Nobel Biocare's NobelProcera Ti Abutment is an endosseous dental implant abutment. The Nobel Biocare's NobelProcera Ti Abutment attaches directly to endosseous dental implants and provides a platform for restoration.
Nobel Biocare's NobelProcera Ti Abutments are designed and made individually to fit the individual requirements for each patient. The NobelProcera Ti Abutments are made entirely of titanium or titanium/vanadium alloy.
The provided text is a 510(k) summary for the NobelProcera Ti Abutment. This type of regulatory submission is for demonstrating substantial equivalence to a predicate device, not for proving a device meets specific acceptance criteria through a clinical study or performance testing that would typically generate the kind of data requested in the prompt.
The document discusses device description, indications for use, and a comparison with legally marketed predicate devices to establish substantial equivalence. It does not contain information on acceptance criteria for device performance, nor does it detail a study performed to meet such criteria. Therefore, most of the requested fields cannot be extracted from this document.
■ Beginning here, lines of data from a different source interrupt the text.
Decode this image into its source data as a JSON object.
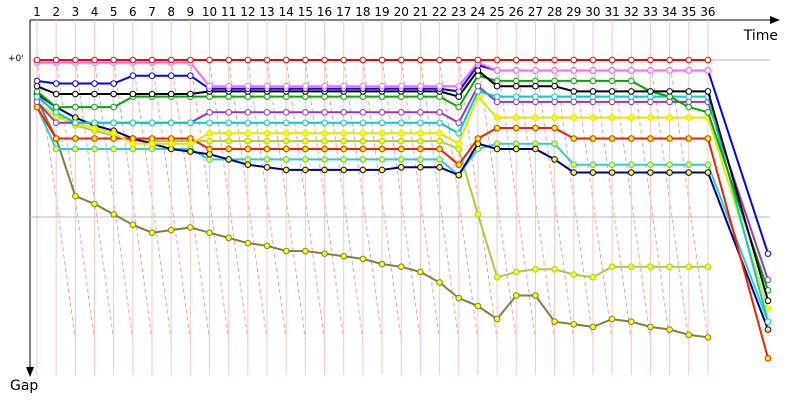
{
  "chart_data": {
    "type": "line",
    "x_label": "Time",
    "y_label": "Gap",
    "categories": [
      "1",
      "2",
      "3",
      "4",
      "5",
      "6",
      "7",
      "8",
      "9",
      "10",
      "11",
      "12",
      "13",
      "14",
      "15",
      "16",
      "17",
      "18",
      "19",
      "20",
      "21",
      "22",
      "23",
      "24",
      "25",
      "26",
      "27",
      "28",
      "29",
      "30",
      "31",
      "32",
      "33",
      "34",
      "35",
      "36",
      null
    ],
    "ylim": [
      0,
      120
    ],
    "yticks": [
      {
        "value": 0,
        "label": "+0'"
      },
      {
        "value": 60,
        "label": null
      }
    ],
    "grid": true,
    "series": [
      {
        "name": null,
        "color": "#808040",
        "marker_fill": "#ffff00",
        "values": [
          15,
          30,
          52,
          55,
          59,
          63,
          66,
          65,
          64,
          66,
          68,
          70,
          71,
          73,
          73,
          74,
          75,
          76,
          78,
          79,
          81,
          85,
          91,
          94,
          99,
          90,
          90,
          100,
          101,
          102,
          99,
          100,
          102,
          103,
          105,
          106,
          null
        ]
      },
      {
        "name": null,
        "color": "#aacc44",
        "marker_fill": "#ffff00",
        "values": [
          13,
          21,
          25,
          27,
          29,
          31,
          31,
          31,
          31,
          31,
          31,
          31,
          31,
          31,
          31,
          31,
          31,
          31,
          31,
          31,
          31,
          31,
          34,
          59,
          83,
          81,
          80,
          80,
          82,
          83,
          79,
          79,
          79,
          79,
          79,
          79,
          null
        ]
      },
      {
        "name": null,
        "color": "#33cccc",
        "marker_fill": "#ffff00",
        "values": [
          18,
          34,
          34,
          34,
          34,
          34,
          34,
          34,
          34,
          38,
          38,
          38,
          38,
          38,
          38,
          38,
          38,
          38,
          38,
          38,
          38,
          38,
          44,
          34,
          32,
          32,
          32,
          32,
          40,
          40,
          40,
          40,
          40,
          40,
          40,
          40,
          100
        ]
      },
      {
        "name": null,
        "color": "#000080",
        "marker_fill": "#ffff00",
        "values": [
          13,
          18,
          22,
          25,
          27,
          30,
          32,
          34,
          35,
          36,
          38,
          40,
          41,
          42,
          42,
          42,
          42,
          42,
          42,
          41,
          41,
          41,
          44,
          32,
          34,
          34,
          34,
          38,
          43,
          43,
          43,
          43,
          43,
          43,
          43,
          43,
          103
        ]
      },
      {
        "name": null,
        "color": "#ee2200",
        "marker_fill": "#ffff00",
        "values": [
          18,
          30,
          30,
          30,
          30,
          30,
          30,
          30,
          30,
          34,
          34,
          34,
          34,
          34,
          34,
          34,
          34,
          34,
          34,
          34,
          34,
          34,
          40,
          30,
          26,
          26,
          26,
          26,
          30,
          30,
          30,
          30,
          30,
          30,
          30,
          30,
          114
        ]
      },
      {
        "name": null,
        "color": "#e6e600",
        "marker_fill": "#ffff00",
        "values": [
          16,
          22,
          24,
          26,
          28,
          32,
          32,
          32,
          32,
          28,
          28,
          28,
          28,
          28,
          28,
          28,
          28,
          28,
          28,
          28,
          28,
          28,
          32,
          14,
          22,
          22,
          22,
          22,
          22,
          22,
          22,
          22,
          22,
          22,
          22,
          22,
          95
        ]
      },
      {
        "name": null,
        "color": "#9933cc",
        "marker_fill": "#ffffff",
        "values": [
          16,
          24,
          24,
          24,
          24,
          24,
          24,
          24,
          24,
          20,
          20,
          20,
          20,
          20,
          20,
          20,
          20,
          20,
          20,
          20,
          20,
          20,
          24,
          10,
          16,
          16,
          16,
          16,
          16,
          16,
          16,
          16,
          16,
          16,
          16,
          16,
          84
        ]
      },
      {
        "name": null,
        "color": "#00cccc",
        "marker_fill": "#ffffff",
        "values": [
          14,
          20,
          24,
          24,
          24,
          24,
          24,
          24,
          24,
          24,
          24,
          24,
          24,
          24,
          24,
          24,
          24,
          24,
          24,
          24,
          24,
          24,
          28,
          12,
          14,
          14,
          14,
          14,
          14,
          14,
          14,
          14,
          14,
          14,
          14,
          14,
          100
        ]
      },
      {
        "name": null,
        "color": "#00aa00",
        "marker_fill": "#ffffff",
        "values": [
          12,
          18,
          18,
          18,
          18,
          14,
          14,
          14,
          14,
          14,
          14,
          14,
          14,
          14,
          14,
          14,
          14,
          14,
          14,
          14,
          14,
          14,
          18,
          6,
          8,
          8,
          8,
          8,
          8,
          8,
          8,
          8,
          12,
          14,
          18,
          20,
          88
        ]
      },
      {
        "name": null,
        "color": "#000000",
        "marker_fill": "#ffffff",
        "values": [
          10,
          13,
          13,
          13,
          13,
          13,
          13,
          13,
          13,
          12,
          12,
          12,
          12,
          12,
          12,
          12,
          12,
          12,
          12,
          12,
          12,
          12,
          14,
          4,
          10,
          10,
          10,
          10,
          12,
          12,
          12,
          12,
          12,
          12,
          12,
          12,
          92
        ]
      },
      {
        "name": null,
        "color": "#0000ff",
        "marker_fill": "#ffffff",
        "values": [
          8,
          9,
          9,
          9,
          9,
          6,
          6,
          6,
          6,
          11,
          11,
          11,
          11,
          11,
          11,
          11,
          11,
          11,
          11,
          11,
          11,
          11,
          12,
          2,
          4,
          4,
          4,
          4,
          4,
          4,
          4,
          4,
          4,
          4,
          4,
          4,
          74
        ]
      },
      {
        "name": null,
        "color": "#ff66ff",
        "marker_fill": "#ffffff",
        "values": [
          1,
          1,
          1,
          1,
          1,
          1,
          1,
          1,
          1,
          10,
          10,
          10,
          10,
          10,
          10,
          10,
          10,
          10,
          10,
          10,
          10,
          10,
          10,
          1,
          4,
          4,
          4,
          4,
          4,
          4,
          4,
          4,
          4,
          4,
          4,
          4,
          null
        ]
      },
      {
        "name": null,
        "color": "#ff0000",
        "marker_fill": "#ffffff",
        "values": [
          0,
          0,
          0,
          0,
          0,
          0,
          0,
          0,
          0,
          0,
          0,
          0,
          0,
          0,
          0,
          0,
          0,
          0,
          0,
          0,
          0,
          0,
          0,
          0,
          0,
          0,
          0,
          0,
          0,
          0,
          0,
          0,
          0,
          0,
          0,
          0,
          null
        ]
      }
    ]
  }
}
Here's a breakdown of what can be extracted and what information is missing:
1. A table of acceptance criteria and the reported device performance:
- Missing. The document does not specify any acceptance criteria for device performance or provide reported performance metrics. The 510(k) process for this type of device (dental implant abutment) relies on demonstrating substantial equivalence to previously cleared devices, often through mechanical testing, biocompatibility, and material equivalence, rather than clinical performance metrics found in the prompt's context (like sensitivity, specificity, or reader improvement with AI).
2. Sample sized used for the test set and the data provenance (e.g. country of origin of the data, retrospective or prospective):
- Missing. No test set or study data of this nature is mentioned.
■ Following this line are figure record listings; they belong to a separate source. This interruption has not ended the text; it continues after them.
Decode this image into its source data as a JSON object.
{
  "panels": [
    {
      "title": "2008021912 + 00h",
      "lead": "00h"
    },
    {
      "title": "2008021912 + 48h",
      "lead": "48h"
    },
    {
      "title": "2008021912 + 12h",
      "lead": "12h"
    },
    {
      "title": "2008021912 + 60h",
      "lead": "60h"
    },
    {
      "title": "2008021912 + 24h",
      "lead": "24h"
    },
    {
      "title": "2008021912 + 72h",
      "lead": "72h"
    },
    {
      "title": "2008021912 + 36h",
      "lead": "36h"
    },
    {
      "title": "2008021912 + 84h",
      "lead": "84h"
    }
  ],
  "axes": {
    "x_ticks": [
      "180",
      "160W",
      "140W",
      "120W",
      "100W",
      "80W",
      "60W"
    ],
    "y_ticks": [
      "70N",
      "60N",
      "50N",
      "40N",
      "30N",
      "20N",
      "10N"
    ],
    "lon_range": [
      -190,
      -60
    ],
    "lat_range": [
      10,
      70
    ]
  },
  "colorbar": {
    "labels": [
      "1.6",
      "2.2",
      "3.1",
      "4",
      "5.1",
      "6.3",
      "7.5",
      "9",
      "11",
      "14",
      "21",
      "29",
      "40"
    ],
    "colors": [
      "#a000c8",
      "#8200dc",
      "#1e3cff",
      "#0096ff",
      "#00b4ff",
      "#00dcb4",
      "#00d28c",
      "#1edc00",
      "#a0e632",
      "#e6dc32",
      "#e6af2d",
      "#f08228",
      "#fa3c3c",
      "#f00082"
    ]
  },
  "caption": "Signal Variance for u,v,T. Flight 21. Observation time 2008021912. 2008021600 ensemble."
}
3. Number of experts used to establish the ground truth for the test set and the qualifications of those experts (e.g. radiologist with 10 years of experience):
- Missing. This information is relevant for studies involving human interpretation or expert-driven evaluations, which are not detailed here.
4. Adjudication method (e.g. 2+1, 3+1, none) for the test set:
- Missing. Similar to the above, this would be relevant for expert-based evaluations, which are not described.
5. If a multi reader multi case (MRMC) comparative effectiveness study was done, If so, what was the effect size of how much human readers improve with AI vs without AI assistance:
- Missing. This type of study (MRMC, AI assistance) is not applicable to an endosseous dental implant abutment and is not mentioned in the document.
6. If a standalone (i.e. algorithm only without human-in-the-loop performance) was done:
- Missing. Not applicable to this device type.
7. The type of ground truth used (expert consensus, pathology, outcomes data, etc):
- Missing. No "ground truth" as typically defined in diagnostic performance studies is applicable or mentioned. The device's safety and effectiveness are established through reference to predicate devices and material/design specifications.
8. The sample size for the training set:
- Missing. No training set for an algorithm is mentioned.
9. How the ground truth for the training set was established:
- Missing. Not applicable.
Summary based on the provided document:
The provided 510(k) summary for the NobelProcera Ti Abutment focuses on demonstrating substantial equivalence to predicate devices already on the market. It confirms the device's indications for use and its material composition. The document does not contain any information about acceptance criteria or performance studies (like those involving AI, human readers, or diagnostic metrics) as typically discussed for software as a medical device or diagnostic imaging devices. The type of information requested (e.g., sample sizes, expert qualifications, adjudication methods, MRMC studies) is not usually found in a 510(k) for a mechanical dental prosthetic component like an abutment.